The embrace of Ayurvedic dietary principles by the Western mainstream is well-documented, from haldi doodh (turmeric milk) rebranded as turmeric lattes to kitchari (rice and lentils stewed together) as a cure-all. Non-Indians seeking plant-based or gluten-free recipe options are finding inspiration in the centuries-old cuisine. With this resultant awareness of Indian cooking beyond the ubiquitous North Indian naan, chicken tikka and palak (sag) paneer, more and more food writers of Indian descent are focusing on the daily, regional cooking of the subcontinent and its diaspora.
Nik Sharma’s Season: Big Flavors, Beautiful Food landed with fanfare last fall, and is now up for a James Beard Award. In it Sharma, Mumbai-born and living in San Francisco, populates the American kitchen with influence of his homeland, continuing the contemporary momentum of Asha Gomez ( My Two Souths: Blending the Flavors of India into a Southern Kitchen) and Meera Sodha, among others.
London-based Mallika Basu wrote Masala: Indian Cooking for Modern Living as an integral move in the dismantling of tropes. “There is still a giant Western stereotype that hangs over Indian food and cooking, and much of it follows on from the postcolonial views of our culture,” she says via e-mail.

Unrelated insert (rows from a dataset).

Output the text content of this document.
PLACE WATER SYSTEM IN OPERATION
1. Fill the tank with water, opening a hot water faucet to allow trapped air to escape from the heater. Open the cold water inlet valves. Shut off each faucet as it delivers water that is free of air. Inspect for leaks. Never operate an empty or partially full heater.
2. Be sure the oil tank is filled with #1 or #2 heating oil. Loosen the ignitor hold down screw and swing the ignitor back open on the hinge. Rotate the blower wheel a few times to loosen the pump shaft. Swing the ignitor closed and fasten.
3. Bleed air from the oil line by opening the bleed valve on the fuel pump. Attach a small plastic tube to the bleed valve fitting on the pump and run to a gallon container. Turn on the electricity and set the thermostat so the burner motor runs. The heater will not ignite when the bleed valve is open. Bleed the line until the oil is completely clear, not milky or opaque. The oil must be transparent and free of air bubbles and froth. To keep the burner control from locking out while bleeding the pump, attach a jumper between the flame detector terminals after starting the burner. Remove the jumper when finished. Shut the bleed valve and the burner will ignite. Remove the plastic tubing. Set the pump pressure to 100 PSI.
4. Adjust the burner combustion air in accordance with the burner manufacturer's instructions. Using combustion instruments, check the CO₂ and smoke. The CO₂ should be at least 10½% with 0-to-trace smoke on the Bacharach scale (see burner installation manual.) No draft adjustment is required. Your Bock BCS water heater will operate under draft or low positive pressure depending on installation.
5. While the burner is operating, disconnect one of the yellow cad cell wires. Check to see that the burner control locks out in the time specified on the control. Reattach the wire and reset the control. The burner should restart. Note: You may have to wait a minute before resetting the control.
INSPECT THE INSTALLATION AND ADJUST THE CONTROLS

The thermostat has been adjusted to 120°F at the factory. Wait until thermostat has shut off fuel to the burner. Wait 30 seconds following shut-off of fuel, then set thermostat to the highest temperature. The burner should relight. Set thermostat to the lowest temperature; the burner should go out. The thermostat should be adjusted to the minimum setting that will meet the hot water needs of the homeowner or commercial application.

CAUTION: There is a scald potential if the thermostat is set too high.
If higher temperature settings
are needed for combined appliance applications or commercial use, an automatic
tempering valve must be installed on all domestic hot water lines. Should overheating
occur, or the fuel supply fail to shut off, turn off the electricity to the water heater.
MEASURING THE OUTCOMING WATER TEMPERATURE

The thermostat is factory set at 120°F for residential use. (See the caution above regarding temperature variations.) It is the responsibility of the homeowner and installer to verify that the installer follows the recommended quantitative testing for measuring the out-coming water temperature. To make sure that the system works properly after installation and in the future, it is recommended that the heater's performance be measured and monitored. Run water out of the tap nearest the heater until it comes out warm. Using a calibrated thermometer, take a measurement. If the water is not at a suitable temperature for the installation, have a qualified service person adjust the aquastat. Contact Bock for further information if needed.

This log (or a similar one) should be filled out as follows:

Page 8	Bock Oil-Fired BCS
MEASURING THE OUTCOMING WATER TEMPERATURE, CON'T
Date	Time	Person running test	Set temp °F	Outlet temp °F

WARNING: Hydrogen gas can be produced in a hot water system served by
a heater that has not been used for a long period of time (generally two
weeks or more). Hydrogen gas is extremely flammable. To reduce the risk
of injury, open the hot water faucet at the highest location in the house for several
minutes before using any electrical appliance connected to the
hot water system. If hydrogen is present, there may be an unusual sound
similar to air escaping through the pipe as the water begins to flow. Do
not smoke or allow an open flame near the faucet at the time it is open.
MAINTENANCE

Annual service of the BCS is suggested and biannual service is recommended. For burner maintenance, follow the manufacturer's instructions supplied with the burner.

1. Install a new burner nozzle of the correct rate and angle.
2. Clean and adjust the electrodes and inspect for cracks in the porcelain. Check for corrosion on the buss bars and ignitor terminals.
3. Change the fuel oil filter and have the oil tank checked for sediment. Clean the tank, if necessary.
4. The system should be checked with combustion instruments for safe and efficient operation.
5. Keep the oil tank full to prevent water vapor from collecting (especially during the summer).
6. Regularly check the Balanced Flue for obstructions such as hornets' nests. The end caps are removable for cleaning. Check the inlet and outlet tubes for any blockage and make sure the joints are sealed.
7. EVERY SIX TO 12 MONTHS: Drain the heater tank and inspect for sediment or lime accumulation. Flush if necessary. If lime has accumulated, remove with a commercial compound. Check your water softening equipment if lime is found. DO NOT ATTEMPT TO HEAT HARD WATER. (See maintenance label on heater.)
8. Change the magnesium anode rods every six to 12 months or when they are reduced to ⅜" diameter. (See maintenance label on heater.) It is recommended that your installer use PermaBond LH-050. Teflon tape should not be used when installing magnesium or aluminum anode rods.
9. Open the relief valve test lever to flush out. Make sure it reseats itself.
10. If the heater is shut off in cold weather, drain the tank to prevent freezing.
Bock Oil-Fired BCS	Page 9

“We must roast and grind all spices, make rotis and papad from scratch, learn how to cook from our mom and grandmom. I wanted to write a cookbook that reflected the practical realities of cooking Indian food today.”
That reality is a creative, resourceful rendering of the cuisine adapted to the availability of ingredients and the limits of time. Krishna makes kheer (rice pudding) with quinoa, for example, while Basu uses a blender to quickly blitz the marinade for murgh hariyali (chicken in a sauce of coriander and mint).
Krishna says Indian-ish came out of a piece she wrote for the defunct Lucky Peach magazine with her mother, Ritu. “Her recipes were so well-received that the editor approached me. It tells a modern American story and normalizes the Indian-American narrative.”
At first her mother, co-author of the book, did not see the draw for readers, as it was simply her everyday cooking, as common as any other home cooking.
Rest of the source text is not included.